The Trump tax cuts that took effect last year are a big reason why government revenues are flaccid. When arguing for the tax cuts, the president claimed they would pay for themselves. Not even close. The federal budget deficit ballooned to $1 trillion this past year as the government was forced to borrow to pay for tax breaks that have largely gone to big corporations and, yes, rich taxpayers.
This is especially problematic given our rapidly aging population. Over the next two decades the large baby-boom generation will move fully into retirement, increasing demands on the Social Security system while ramping up the cost of Medicare. For the government to simply provide the same financial support to boomers as to previous generations, it will need more revenue, not less.
The Democratic candidates’ focus on taxing the rich is also motivated by the fact that the rich are getting a lot wealthier. The statistics are eye-popping. The super-wealthy, the top 0.1 percent of the population, own about 20 percent of the nation’s wealth. That is double the share of wealth this exclusive group owned just two generations ago. And the trends aren’t encouraging, as wealth seems set to become even more concentrated.

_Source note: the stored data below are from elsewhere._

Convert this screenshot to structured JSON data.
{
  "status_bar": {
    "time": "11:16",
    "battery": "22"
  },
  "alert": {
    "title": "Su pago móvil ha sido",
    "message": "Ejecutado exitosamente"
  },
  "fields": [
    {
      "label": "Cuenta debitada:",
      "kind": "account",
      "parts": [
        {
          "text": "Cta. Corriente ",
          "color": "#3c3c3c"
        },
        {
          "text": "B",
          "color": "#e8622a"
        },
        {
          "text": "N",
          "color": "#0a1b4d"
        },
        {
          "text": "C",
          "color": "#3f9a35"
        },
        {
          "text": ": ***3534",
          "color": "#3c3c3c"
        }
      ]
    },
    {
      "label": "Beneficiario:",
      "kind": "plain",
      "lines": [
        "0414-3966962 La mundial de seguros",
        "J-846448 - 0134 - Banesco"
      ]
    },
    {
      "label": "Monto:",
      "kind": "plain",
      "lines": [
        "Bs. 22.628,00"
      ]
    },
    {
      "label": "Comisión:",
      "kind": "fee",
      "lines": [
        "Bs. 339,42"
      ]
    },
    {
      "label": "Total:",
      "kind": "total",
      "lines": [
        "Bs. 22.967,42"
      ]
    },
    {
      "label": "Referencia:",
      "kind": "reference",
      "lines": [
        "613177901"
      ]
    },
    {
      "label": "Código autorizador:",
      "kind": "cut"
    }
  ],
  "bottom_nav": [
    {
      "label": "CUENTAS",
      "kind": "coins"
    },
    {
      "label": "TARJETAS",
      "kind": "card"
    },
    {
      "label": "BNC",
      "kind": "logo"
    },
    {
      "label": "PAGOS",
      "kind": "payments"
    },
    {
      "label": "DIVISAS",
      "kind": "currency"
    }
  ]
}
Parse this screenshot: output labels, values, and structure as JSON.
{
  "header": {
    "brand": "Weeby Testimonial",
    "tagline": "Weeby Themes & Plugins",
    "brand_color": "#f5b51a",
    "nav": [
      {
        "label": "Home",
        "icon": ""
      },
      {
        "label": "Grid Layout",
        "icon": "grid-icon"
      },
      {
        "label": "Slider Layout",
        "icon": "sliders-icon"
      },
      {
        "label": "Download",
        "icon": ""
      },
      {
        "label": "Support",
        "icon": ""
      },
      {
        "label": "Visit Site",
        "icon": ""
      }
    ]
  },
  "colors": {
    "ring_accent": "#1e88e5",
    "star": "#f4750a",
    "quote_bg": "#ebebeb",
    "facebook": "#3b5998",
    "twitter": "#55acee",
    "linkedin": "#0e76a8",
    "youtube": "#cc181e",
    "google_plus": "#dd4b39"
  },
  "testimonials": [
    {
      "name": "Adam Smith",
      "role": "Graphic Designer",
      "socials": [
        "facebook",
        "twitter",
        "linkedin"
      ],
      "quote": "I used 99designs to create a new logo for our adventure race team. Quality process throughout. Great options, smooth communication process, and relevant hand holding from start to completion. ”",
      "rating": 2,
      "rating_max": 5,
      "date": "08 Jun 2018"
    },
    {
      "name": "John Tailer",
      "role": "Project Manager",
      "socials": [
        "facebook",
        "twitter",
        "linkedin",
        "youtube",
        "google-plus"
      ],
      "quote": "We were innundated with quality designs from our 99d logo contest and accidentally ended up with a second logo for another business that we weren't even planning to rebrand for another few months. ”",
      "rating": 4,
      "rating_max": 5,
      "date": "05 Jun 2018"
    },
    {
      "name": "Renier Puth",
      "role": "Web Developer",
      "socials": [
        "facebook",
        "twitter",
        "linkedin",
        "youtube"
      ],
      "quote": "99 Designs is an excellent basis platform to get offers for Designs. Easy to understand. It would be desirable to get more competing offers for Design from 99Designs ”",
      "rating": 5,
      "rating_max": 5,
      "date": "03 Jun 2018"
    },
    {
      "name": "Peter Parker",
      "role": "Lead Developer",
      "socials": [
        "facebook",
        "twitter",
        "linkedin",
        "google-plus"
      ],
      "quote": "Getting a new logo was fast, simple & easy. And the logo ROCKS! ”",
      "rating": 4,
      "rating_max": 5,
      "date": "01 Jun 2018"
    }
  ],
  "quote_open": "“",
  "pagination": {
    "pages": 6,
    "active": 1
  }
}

This widening gulf between the haves and have-nots is not consistent with our capitalist economy and democracy. Everyone must have the same opportunity to succeed, regardless of how much one has. It is reasonable to worry that if wealth becomes too skewed, the rich will capture the political process and bend regulations and laws in their favor. This would limit the ability of our best and brightest to shine, stunting our economy and living standards.
Thus, it makes a lot of sense to tax the wealthy more. The question is how best to do this. A wealth tax is intuitive, but it has significant practical problems. Determining someone’s wealth can be difficult, particularly for the very rich who own things that are hard to put a price on. For example, many of the wealthy own stakes in privately held businesses whose stock isn’t regularly bought and sold. Of course, the IRS could write rules that address these nuts-and-bolt issues, but it would be messy.
The wealthy will also work overtime to avoid the wealth tax, particularly if it is set too high. Sen. Warren recognizes this concern, so she would empower the IRS to improve enforcement of tax law. IRS funding has steadily declined over the years, and not surprisingly the difference has grown between the taxes owed and the taxes paid.
A better approach would be to increase taxes on the wealthy already in place. They include the estate tax, which has been scaled way back by President Trump. Reducing how much the wealthy can pass on to heirs will reduce the concentration of wealth. Eliminating the preferential tax treatment of capital gains would be effective, and taxing carried interest, which is the income earned by wealthy owners of private equity firms, is a slam dunk. And phasing out the income cap on payroll taxes used to fund Social Security and Medicare would be good policy.